Home > The Scam (Fox and O'Hare #4)(11)

The Scam (Fox and O'Hare #4)(11)
Janet Evanovich, Lee Goldberg

If Nick had chosen craps, Kate would have been lost, but she figured she could handle blackjack. The goal, for both the player and the dealer, was to get as close as possible to twenty-one without going over. Simple, right?

Nick placed fifty thousand dollars on each of the three betting circles on his side of the table. Kate did the same on her two spots and broke into an immediate sweat. There was a lot of money on the table. Money for which she was more or less accountable.

The dealer smiled and patted the table. “Good luck.”

She dealt the cards from a six-deck shoe. There were two cards dealt face up for each of their five playing positions. The dealer showed a four.

Kate had a sixteen on one of her hands and a seventeen on the other. She decided to stand.

Nick had a nineteen, an eighteen, and a twenty.

The dealer flipped her hole card. It was a six. The dealer dealt herself another card. It was a ten, giving her a total of twenty. The dealer winced politely, and swept up their chips.

Poof. Their two hundred fifty grand was gone.

It wasn’t Kate’s own money, but she couldn’t help thinking of all the things that she could have bought with it. A house in Las Vegas. Or a Lamborghini Gallardo. Or fifty-four thousand In-N-Out double-double cheeseburgers. Instead they had bought two mighty expensive drinks.

“With the way things are going we could be done early and need a couples massage,” Nick said to Kate. “Do you remember the conversation we had in the elevator?”



“And I think I’ll stick with the game for a while longer.”

After a half hour of play, Nick and Kate were up $1.5 million, and Kate was into the game, riding on a steady drip of adrenaline and her competitive nature. She put $250,000 down on each of her spots, and at the bar behind them, Goodwell picked up the receiver on a red telephone and made a call.
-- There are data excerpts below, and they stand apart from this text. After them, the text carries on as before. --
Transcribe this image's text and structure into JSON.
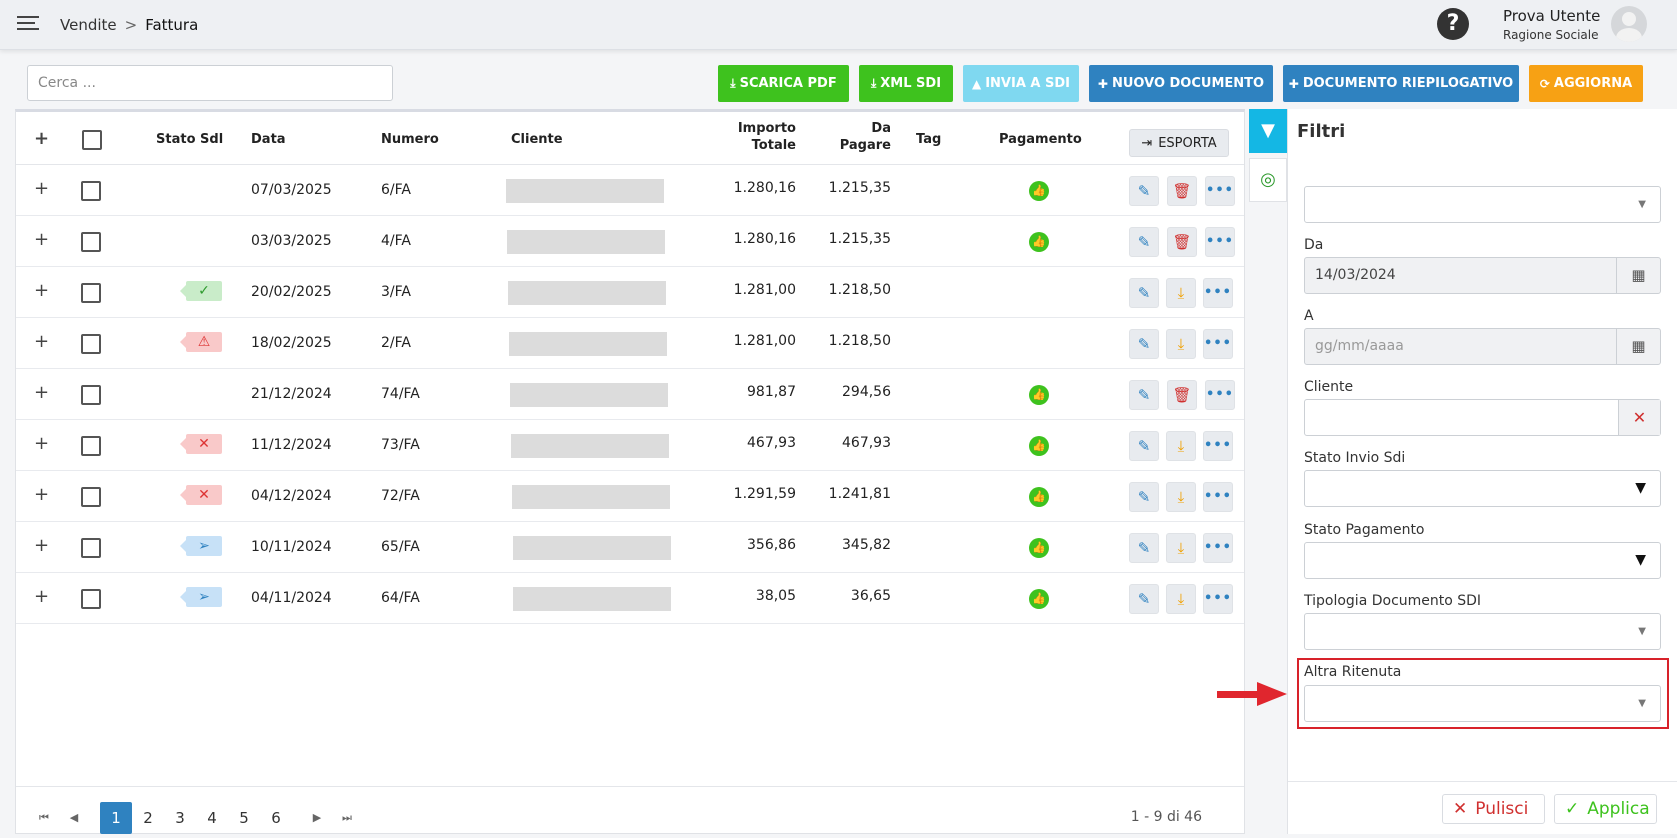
{
  "header": {
    "breadcrumb_parent": "Vendite",
    "breadcrumb_sep": ">",
    "breadcrumb_current": "Fattura",
    "help_glyph": "?",
    "user_name": "Prova Utente",
    "user_company": "Ragione Sociale"
  },
  "toolbar": {
    "search_placeholder": "Cerca ...",
    "buttons": {
      "scarica_pdf": "SCARICA PDF",
      "xml_sdi": "XML SDI",
      "invia_sdi": "INVIA A SDI",
      "nuovo_documento": "NUOVO DOCUMENTO",
      "documento_riepilogativo": "DOCUMENTO RIEPILOGATIVO",
      "aggiorna": "AGGIORNA"
    }
  },
  "table": {
    "headers": {
      "stato_sdi": "Stato Sdl",
      "data": "Data",
      "numero": "Numero",
      "cliente": "Cliente",
      "importo_l1": "Importo",
      "importo_l2": "Totale",
      "pagare_l1": "Da",
      "pagare_l2": "Pagare",
      "tag": "Tag",
      "pagamento": "Pagamento",
      "esporta": "ESPORTA"
    },
    "rows": [
      {
        "stato": "",
        "data": "07/03/2025",
        "numero": "6/FA",
        "importo": "1.280,16",
        "da_pagare": "1.215,35",
        "pagamento": true,
        "deletable": true
      },
      {
        "stato": "",
        "data": "03/03/2025",
        "numero": "4/FA",
        "importo": "1.280,16",
        "da_pagare": "1.215,35",
        "pagamento": true,
        "deletable": true
      },
      {
        "stato": "ok",
        "data": "20/02/2025",
        "numero": "3/FA",
        "importo": "1.281,00",
        "da_pagare": "1.218,50",
        "pagamento": false,
        "deletable": false
      },
      {
        "stato": "warning",
        "data": "18/02/2025",
        "numero": "2/FA",
        "importo": "1.281,00",
        "da_pagare": "1.218,50",
        "pagamento": false,
        "deletable": false
      },
      {
        "stato": "",
        "data": "21/12/2024",
        "numero": "74/FA",
        "importo": "981,87",
        "da_pagare": "294,56",
        "pagamento": true,
        "deletable": true
      },
      {
        "stato": "rejected",
        "data": "11/12/2024",
        "numero": "73/FA",
        "importo": "467,93",
        "da_pagare": "467,93",
        "pagamento": true,
        "deletable": false
      },
      {
        "stato": "rejected",
        "data": "04/12/2024",
        "numero": "72/FA",
        "importo": "1.291,59",
        "da_pagare": "1.241,81",
        "pagamento": true,
        "deletable": false
      },
      {
        "stato": "sent",
        "data": "10/11/2024",
        "numero": "65/FA",
        "importo": "356,86",
        "da_pagare": "345,82",
        "pagamento": true,
        "deletable": false
      },
      {
        "stato": "sent",
        "data": "04/11/2024",
        "numero": "64/FA",
        "importo": "38,05",
        "da_pagare": "36,65",
        "pagamento": true,
        "deletable": false
      }
    ]
  },
  "pagination": {
    "pages": [
      "1",
      "2",
      "3",
      "4",
      "5",
      "6"
    ],
    "active": "1",
    "info": "1 - 9 di 46"
  },
  "filters": {
    "title": "Filtri",
    "da_label": "Da",
    "da_value": "14/03/2024",
    "a_label": "A",
    "a_placeholder": "gg/mm/aaaa",
    "cliente_label": "Cliente",
    "stato_invio_label": "Stato Invio Sdi",
    "stato_pagamento_label": "Stato Pagamento",
    "tipologia_label": "Tipologia Documento SDI",
    "altra_ritenuta_label": "Altra Ritenuta",
    "pulisci": "Pulisci",
    "applica": "Applica"
  },
  "colors": {
    "green": "#3ec21e",
    "blue": "#2f82c0",
    "lightblue": "#7fd8f0",
    "orange": "#f7a114",
    "highlight": "#d8222a"
  }
}
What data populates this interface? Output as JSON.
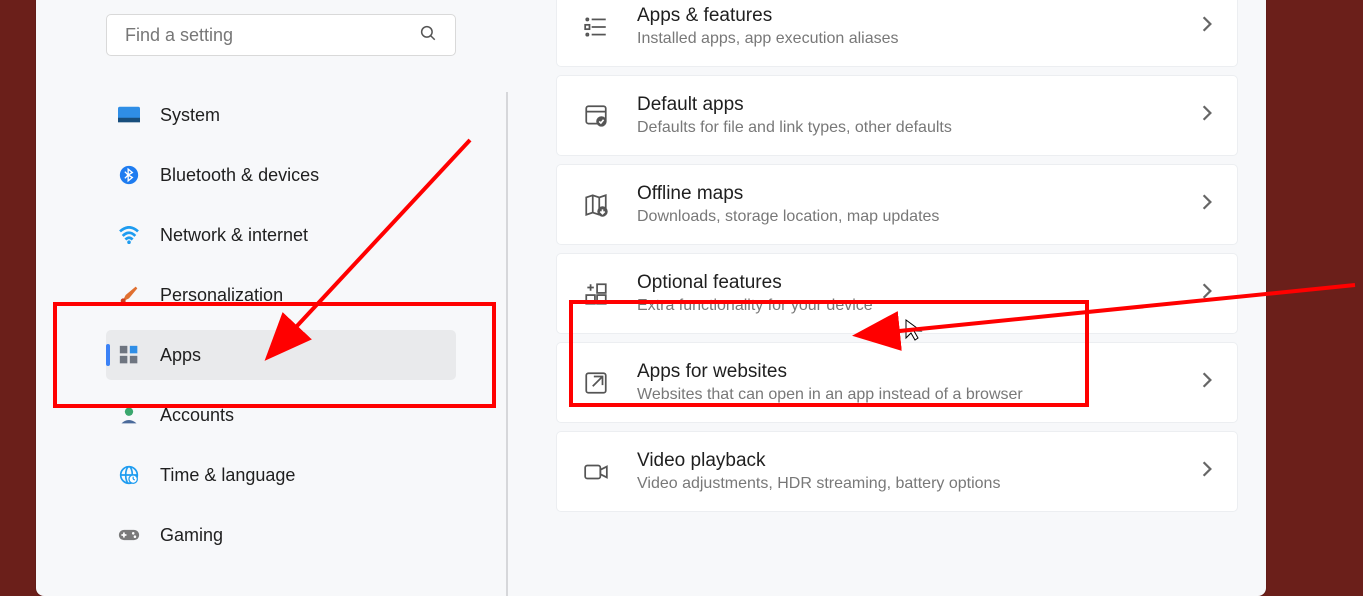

One floor below the casino, at the end of a long hallway, behind a door marked “Customer Relations,” a wall-mounted telephone rang. Evan Trace stepped out of the shadows and answered it. His face was meticulously unshaven and the sleeves on his handmade monogrammed white shirt were neatly folded up to the elbows.

“This is Trace.”

“We’ve got a couple whales up here,” Goodwell said. “Nick Sweet and Kate Porter. They’ve taken a blackjack table and are betting two hundred and fifty thousand a hand. They’re up one and a half million at the moment and they don’t show any signs of slowing down.”

“What do we know about them?”

“They came into town from L.A. on a private jet, walked in the door with five million dollars in cash, and booked the presidential suite for the night,” Goodwell said. “That’s it.”

“I want to meet them.”

“I thought you would,” Goodwell said.

“Invite them to my private dining room for a drink when either they’ve tapped out or we have.”

Trace hung up the phone. He wasn’t concerned about the couple winning, even if it added up to tens of millions of dollars. He was a firm believer that his profits came from the winners, not the losers. The winners always came back for more, giving up what they’d won and then some. He knew that from personal experience, which brought him back to the task at hand.

He turned to the center of the windowless room. The only furniture was a stainless steel workbench and the chair behind it. They were placed under the room’s single light fixture, a naked bulb that hung on a wire from the ceiling. A sandy-haired man in his late twenties sat in the chair. He was good-looking enough to be a model, or at least he had been before the beating. His eyes were swollen nearly shut, his lips were split, and his nose was bleeding.

Trace stepped up to the table and looked down at the terrified man. “You made a mistake, Stan.”

“I know that,” Stan said, his voice wavering, and glanced fearfully to his right, where another man stood in the shadows. “Mr. Garver can stop hitting me now.”

Garver was also in his shirtsleeves and was wiping Stan’s blood off his huge, meaty hands with a towel. His face looked like a head of cauliflower, the result of the beatings he’d taken prizefighting in his youth. He also had thick calluses on his walnut-sized knuckles, the result of the beatings he’d inflicted in the forty-odd years he’d spent in customer relations.

“I run an honest casino,” Trace said. “Sure, we give the players free booze to make them careless, but we never cheat them. We expect the players to treat us with that same respect. You didn’t do that, Stan. You cheated.”